I first went on a "township tour" in 1990. I was 19 years old and on holiday from Zimbabwe, where I was then working. Nelson Mandela had been released from Robben Island a couple of months previously and, in South Africa, it seemed like the beginning of the end for apartheid.

In the UK, meanwhile, the poll-tax riots marked the beginning of the end for Margaret Thatcher, too, the prime minister who once branded Mandela a "terrorist" and whose stance has only recently been disowned by her party. Three years previously, Thatcher had claimed that anyone who believed the ANC would ever rule South Africa was "living in cloud cuckoo land". Four years later, cloud cuckoo land became reality.

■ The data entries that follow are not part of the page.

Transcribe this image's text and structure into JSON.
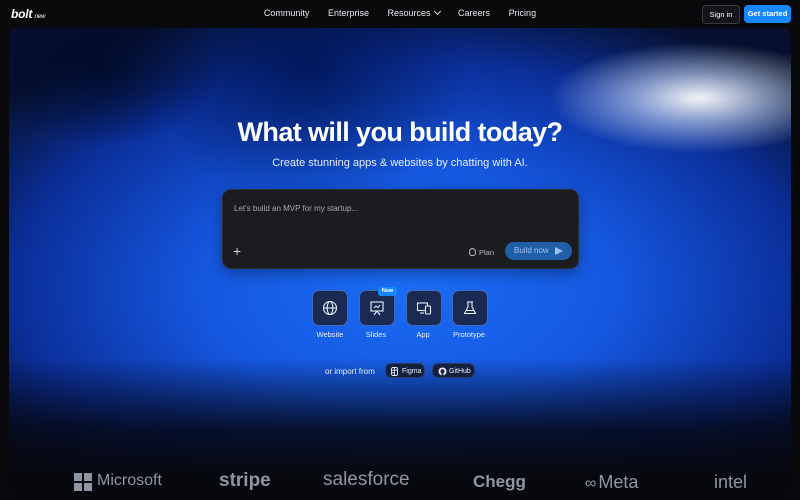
{
  "nav": {
    "logo": "bolt",
    "logo_suffix": ".new",
    "links": [
      "Community",
      "Enterprise",
      "Resources",
      "Careers",
      "Pricing"
    ],
    "signin": "Sign in",
    "get_started": "Get started"
  },
  "hero": {
    "title": "What will you build today?",
    "subtitle": "Create stunning apps & websites by chatting with AI."
  },
  "prompt": {
    "placeholder": "Let's build an MVP for my startup...",
    "plan_label": "Plan",
    "build_label": "Build now"
  },
  "modes": [
    {
      "label": "Website",
      "icon": "globe-icon"
    },
    {
      "label": "Slides",
      "icon": "presentation-icon",
      "badge": "New"
    },
    {
      "label": "App",
      "icon": "devices-icon"
    },
    {
      "label": "Prototype",
      "icon": "flask-icon"
    }
  ],
  "import": {
    "label": "or import from",
    "figma": "Figma",
    "github": "GitHub"
  },
  "logos": [
    "Microsoft",
    "stripe",
    "salesforce",
    "Chegg",
    "Meta",
    "intel"
  ],
  "colors": {
    "accent": "#1488fc",
    "build_button": "#1f5fa8",
    "prompt_bg": "#1b1c20"
  }
}
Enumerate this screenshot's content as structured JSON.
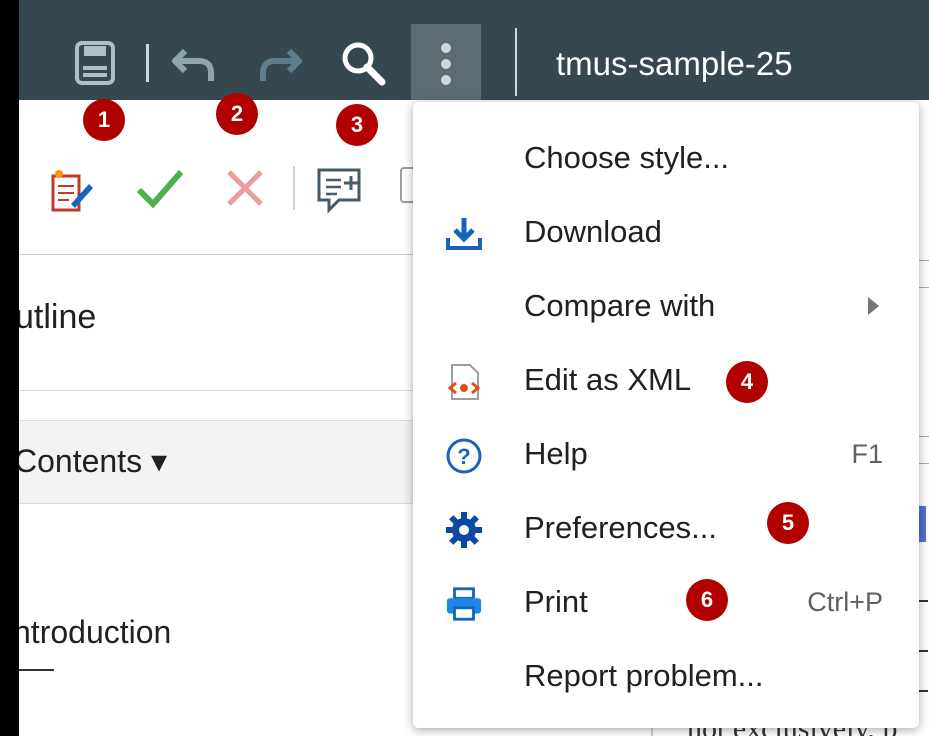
{
  "window": {
    "doc_title": "tmus-sample-25"
  },
  "toolbar": {
    "icons": [
      "save-icon",
      "undo-icon",
      "redo-icon",
      "search-icon",
      "more-vert-icon"
    ],
    "secondary_icons": [
      "edit-review-icon",
      "accept-change-icon",
      "reject-change-icon",
      "add-comment-icon"
    ]
  },
  "left_panel": {
    "outline_title": "utline",
    "contents_label": "Contents ▾",
    "item": "ntroduction"
  },
  "right_pane": {
    "bottom_text": "not exclusively, p"
  },
  "menu": {
    "items": [
      {
        "label": "Choose style...",
        "icon": "",
        "shortcut": ""
      },
      {
        "label": "Download",
        "icon": "download-icon",
        "shortcut": ""
      },
      {
        "label": "Compare with",
        "icon": "",
        "shortcut": "",
        "submenu": true
      },
      {
        "label": "Edit as XML",
        "icon": "xml-file-icon",
        "shortcut": ""
      },
      {
        "label": "Help",
        "icon": "help-icon",
        "shortcut": "F1"
      },
      {
        "label": "Preferences...",
        "icon": "gear-icon",
        "shortcut": ""
      },
      {
        "label": "Print",
        "icon": "print-icon",
        "shortcut": "Ctrl+P"
      },
      {
        "label": "Report problem...",
        "icon": "",
        "shortcut": ""
      }
    ]
  },
  "annotations": [
    "1",
    "2",
    "3",
    "4",
    "5",
    "6"
  ],
  "colors": {
    "topbar": "#37474f",
    "badge": "#b00000",
    "accent": "#1565c0",
    "accept": "#4caf50",
    "reject": "#e57373",
    "xml": "#e64a19"
  }
}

After his release, Mandela's first trip overseas was to Zimbabwe where he spoke at Rufaro Stadium in Harare. I recently saw a friend from those days who told me that we were there together. Strangely, considering this was an event of such obvious global significance, I don't remember a single thing about it. But I do vividly remember that tour of Soweto, the township whose name remains synonymous with the South African struggle for freedom and democracy.

That day, us tourists met at a five-star hotel in Johannesburg city centre and piled into a luxurious minibus. Apart from my friend and myself, the party was exclusively well-to-do white Americans. The driver/guide was a jolly Sowetan who deflected (omega) any political questioning with a shake of the head and an infectious chuckle. With hindsight, I imagine he despised every one of us.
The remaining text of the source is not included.